The details in the report tell us that inventories dropped, rather than increased, and that we imported more than we had previously thought. The inventory information is actually favorable on a go-forward analysis: we have less stuff on the store shelf and the factory loading dock, so when you spend a dollar on goods, companies will need to produce another dollar’s worth of stuff pretty quickly.
The gain in imports subtracts from GDP (it’s stuff we bought that was not produced here; it was counted in consumer or business or government spending, but we need to pull it out when measuring production in this country). Combine the increase in imports with the upward revisions in consumer spending and we see a decent economy. Also notable: residential construction was even more negative than we previously realized.
Business planning implications: ignore the headline (which is usually good advice). The recent evidence showing accelerating growth is not contradicted by today’s GDP report.

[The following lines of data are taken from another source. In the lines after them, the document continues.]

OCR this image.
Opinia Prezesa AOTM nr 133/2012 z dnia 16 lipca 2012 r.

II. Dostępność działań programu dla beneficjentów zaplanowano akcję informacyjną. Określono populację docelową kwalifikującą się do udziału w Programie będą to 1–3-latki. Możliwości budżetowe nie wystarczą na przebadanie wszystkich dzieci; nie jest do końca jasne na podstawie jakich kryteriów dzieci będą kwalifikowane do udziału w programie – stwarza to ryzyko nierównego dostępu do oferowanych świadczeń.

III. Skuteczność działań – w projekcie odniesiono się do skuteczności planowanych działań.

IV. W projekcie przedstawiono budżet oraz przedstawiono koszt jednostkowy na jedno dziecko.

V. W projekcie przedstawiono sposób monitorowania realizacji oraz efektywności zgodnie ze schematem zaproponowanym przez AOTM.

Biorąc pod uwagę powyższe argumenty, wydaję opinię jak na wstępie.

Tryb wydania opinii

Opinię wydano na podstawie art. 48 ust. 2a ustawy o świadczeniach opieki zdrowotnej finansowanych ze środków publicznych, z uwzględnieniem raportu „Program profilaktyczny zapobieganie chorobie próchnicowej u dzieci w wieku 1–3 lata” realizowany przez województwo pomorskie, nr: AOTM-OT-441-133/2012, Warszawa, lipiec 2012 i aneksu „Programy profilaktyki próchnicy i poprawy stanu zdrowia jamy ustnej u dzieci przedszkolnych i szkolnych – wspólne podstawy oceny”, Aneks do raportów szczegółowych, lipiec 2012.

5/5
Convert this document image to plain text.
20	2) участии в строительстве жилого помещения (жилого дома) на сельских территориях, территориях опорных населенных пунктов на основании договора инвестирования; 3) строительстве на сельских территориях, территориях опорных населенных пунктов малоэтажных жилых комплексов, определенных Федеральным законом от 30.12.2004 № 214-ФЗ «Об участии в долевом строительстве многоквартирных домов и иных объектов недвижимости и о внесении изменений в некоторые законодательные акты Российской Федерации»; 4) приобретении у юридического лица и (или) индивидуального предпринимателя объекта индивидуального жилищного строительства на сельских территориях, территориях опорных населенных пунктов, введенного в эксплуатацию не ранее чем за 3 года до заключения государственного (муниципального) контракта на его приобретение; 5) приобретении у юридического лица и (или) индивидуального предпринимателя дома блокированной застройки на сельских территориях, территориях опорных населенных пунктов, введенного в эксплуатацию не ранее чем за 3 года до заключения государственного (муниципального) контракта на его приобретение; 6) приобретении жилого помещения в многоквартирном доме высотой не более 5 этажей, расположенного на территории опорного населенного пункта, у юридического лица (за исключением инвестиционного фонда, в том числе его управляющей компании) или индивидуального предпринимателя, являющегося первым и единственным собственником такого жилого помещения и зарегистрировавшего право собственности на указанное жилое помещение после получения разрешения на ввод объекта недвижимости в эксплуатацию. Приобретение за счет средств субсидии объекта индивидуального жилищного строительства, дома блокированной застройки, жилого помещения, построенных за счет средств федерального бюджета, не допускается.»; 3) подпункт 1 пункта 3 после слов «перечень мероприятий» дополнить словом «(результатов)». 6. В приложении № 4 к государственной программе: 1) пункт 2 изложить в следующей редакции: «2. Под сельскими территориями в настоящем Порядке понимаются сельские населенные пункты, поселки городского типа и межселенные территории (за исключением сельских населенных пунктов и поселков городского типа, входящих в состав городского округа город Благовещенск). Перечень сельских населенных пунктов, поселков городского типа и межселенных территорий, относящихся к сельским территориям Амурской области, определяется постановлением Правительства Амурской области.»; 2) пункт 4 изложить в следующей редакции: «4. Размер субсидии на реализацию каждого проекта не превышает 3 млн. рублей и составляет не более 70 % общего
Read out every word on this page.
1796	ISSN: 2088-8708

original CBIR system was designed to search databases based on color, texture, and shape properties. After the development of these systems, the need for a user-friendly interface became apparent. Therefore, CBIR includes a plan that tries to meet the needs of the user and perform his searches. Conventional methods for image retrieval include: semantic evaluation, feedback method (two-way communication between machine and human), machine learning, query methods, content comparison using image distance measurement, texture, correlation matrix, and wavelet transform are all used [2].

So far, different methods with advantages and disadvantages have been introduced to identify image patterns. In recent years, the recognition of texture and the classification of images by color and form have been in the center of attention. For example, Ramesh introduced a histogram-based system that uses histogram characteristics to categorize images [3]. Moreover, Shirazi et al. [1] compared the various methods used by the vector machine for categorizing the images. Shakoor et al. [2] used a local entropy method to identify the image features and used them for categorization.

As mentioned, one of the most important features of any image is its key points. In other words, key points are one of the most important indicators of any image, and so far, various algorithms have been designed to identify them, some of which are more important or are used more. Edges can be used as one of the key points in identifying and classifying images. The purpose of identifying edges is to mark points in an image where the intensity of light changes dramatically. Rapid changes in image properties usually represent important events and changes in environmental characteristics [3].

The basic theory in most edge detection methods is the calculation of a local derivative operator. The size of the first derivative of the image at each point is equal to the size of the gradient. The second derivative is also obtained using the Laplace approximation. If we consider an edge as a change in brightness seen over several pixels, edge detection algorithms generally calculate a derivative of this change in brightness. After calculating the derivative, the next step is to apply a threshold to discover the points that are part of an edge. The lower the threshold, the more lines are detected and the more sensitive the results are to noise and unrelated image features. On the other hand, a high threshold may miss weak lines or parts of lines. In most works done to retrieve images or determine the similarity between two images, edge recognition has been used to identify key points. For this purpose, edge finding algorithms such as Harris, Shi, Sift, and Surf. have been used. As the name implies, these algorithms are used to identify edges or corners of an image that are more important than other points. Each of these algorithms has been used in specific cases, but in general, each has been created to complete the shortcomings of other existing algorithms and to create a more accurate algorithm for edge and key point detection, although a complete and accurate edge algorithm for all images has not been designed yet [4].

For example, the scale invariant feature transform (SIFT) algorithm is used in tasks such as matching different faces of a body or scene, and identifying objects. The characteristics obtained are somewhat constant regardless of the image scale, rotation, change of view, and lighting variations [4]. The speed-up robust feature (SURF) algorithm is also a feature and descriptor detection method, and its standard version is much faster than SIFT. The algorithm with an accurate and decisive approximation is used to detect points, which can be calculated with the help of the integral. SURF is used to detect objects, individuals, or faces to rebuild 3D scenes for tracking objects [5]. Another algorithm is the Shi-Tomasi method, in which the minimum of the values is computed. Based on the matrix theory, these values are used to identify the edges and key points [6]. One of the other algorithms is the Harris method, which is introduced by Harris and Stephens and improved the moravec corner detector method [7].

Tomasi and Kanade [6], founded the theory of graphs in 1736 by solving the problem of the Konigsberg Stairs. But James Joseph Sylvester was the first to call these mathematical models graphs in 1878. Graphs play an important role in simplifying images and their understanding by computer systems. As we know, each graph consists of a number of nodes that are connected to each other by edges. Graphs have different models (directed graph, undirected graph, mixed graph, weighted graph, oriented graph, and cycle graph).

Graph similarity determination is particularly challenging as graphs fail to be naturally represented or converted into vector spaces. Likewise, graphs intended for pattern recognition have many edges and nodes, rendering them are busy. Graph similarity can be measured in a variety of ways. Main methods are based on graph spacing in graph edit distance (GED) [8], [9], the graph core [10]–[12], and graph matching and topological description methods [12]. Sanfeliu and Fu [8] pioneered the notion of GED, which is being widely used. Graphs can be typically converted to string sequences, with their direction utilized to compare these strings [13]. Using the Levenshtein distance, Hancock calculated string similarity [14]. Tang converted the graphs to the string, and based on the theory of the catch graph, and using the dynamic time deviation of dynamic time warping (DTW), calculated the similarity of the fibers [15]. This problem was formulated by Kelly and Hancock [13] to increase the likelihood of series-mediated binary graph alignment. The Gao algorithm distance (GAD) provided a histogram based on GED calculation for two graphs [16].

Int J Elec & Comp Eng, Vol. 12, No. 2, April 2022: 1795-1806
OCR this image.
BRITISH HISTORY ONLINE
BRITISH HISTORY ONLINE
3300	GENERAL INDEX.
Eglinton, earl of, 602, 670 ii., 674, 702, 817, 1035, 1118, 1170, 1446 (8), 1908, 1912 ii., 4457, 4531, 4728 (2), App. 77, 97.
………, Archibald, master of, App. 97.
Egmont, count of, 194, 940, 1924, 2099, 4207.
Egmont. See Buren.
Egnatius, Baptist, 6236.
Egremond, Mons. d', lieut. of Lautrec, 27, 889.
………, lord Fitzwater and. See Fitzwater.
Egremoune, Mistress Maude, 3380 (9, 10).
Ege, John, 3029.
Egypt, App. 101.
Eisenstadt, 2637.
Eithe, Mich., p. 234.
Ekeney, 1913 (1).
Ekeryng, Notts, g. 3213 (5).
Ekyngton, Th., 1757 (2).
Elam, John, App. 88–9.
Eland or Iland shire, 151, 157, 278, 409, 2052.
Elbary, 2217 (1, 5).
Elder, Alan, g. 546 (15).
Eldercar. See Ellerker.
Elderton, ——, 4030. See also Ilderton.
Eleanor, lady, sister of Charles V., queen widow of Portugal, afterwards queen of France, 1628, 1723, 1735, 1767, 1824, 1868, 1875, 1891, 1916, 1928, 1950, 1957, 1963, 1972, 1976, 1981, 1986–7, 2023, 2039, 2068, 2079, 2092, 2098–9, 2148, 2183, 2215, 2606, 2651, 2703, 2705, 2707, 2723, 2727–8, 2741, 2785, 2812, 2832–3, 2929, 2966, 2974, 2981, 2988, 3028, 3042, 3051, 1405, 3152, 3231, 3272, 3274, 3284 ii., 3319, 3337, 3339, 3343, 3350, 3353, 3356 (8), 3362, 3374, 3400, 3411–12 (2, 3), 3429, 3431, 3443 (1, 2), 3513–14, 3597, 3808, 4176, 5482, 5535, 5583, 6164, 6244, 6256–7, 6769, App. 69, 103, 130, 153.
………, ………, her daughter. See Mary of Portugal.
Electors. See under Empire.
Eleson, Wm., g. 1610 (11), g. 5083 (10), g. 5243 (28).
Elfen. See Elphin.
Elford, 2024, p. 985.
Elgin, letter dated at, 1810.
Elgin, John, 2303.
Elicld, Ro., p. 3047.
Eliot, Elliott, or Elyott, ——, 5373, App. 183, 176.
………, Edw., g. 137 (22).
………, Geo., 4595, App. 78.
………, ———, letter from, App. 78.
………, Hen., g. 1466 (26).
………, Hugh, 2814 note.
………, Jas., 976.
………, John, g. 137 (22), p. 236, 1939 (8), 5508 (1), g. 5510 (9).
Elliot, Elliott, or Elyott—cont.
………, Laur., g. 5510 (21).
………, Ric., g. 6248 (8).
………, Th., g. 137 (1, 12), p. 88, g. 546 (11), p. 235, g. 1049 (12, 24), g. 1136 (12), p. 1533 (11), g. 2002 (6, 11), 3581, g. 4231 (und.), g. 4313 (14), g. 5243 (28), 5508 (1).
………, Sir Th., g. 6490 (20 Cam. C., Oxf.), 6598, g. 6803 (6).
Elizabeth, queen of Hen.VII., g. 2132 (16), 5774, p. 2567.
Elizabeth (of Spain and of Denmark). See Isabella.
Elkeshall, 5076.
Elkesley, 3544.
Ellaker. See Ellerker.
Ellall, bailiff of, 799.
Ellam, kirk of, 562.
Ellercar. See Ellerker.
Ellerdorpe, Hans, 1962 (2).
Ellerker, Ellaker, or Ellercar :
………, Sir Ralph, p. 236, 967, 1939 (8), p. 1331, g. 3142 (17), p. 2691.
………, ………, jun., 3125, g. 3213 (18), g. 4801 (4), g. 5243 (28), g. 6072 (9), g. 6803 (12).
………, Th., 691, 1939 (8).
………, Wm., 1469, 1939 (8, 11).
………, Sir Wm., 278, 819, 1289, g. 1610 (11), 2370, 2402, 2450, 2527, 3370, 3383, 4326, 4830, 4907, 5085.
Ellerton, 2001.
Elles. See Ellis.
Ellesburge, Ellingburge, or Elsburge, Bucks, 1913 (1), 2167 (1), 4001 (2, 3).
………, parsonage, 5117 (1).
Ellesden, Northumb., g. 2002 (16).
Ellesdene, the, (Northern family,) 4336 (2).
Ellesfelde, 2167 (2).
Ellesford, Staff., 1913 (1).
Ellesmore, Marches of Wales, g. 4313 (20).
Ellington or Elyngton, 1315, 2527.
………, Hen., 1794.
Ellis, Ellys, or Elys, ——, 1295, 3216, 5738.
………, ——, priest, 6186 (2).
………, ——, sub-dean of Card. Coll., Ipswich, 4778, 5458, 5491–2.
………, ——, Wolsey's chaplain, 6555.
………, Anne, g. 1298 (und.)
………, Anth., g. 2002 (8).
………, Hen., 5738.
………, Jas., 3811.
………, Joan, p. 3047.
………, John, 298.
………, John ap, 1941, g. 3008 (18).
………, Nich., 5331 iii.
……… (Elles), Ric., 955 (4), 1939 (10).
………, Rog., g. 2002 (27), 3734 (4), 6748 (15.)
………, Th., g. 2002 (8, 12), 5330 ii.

Investment implications: I was about to start bragging about my earlier blog post on investment implications of the consensus economic outlook. Oops. I made notes, but never posted them on the blog. So you have to trust me: I said that consumer spending would be better than current expectations, and that the housing bust would be worse than expectations. When we get a new consensus in a few months, I’ll go over it in detail and post. The key lesson: don’t make investment decisions based on your economic outlook; instead, make them based on how your outlook differs from the consensus.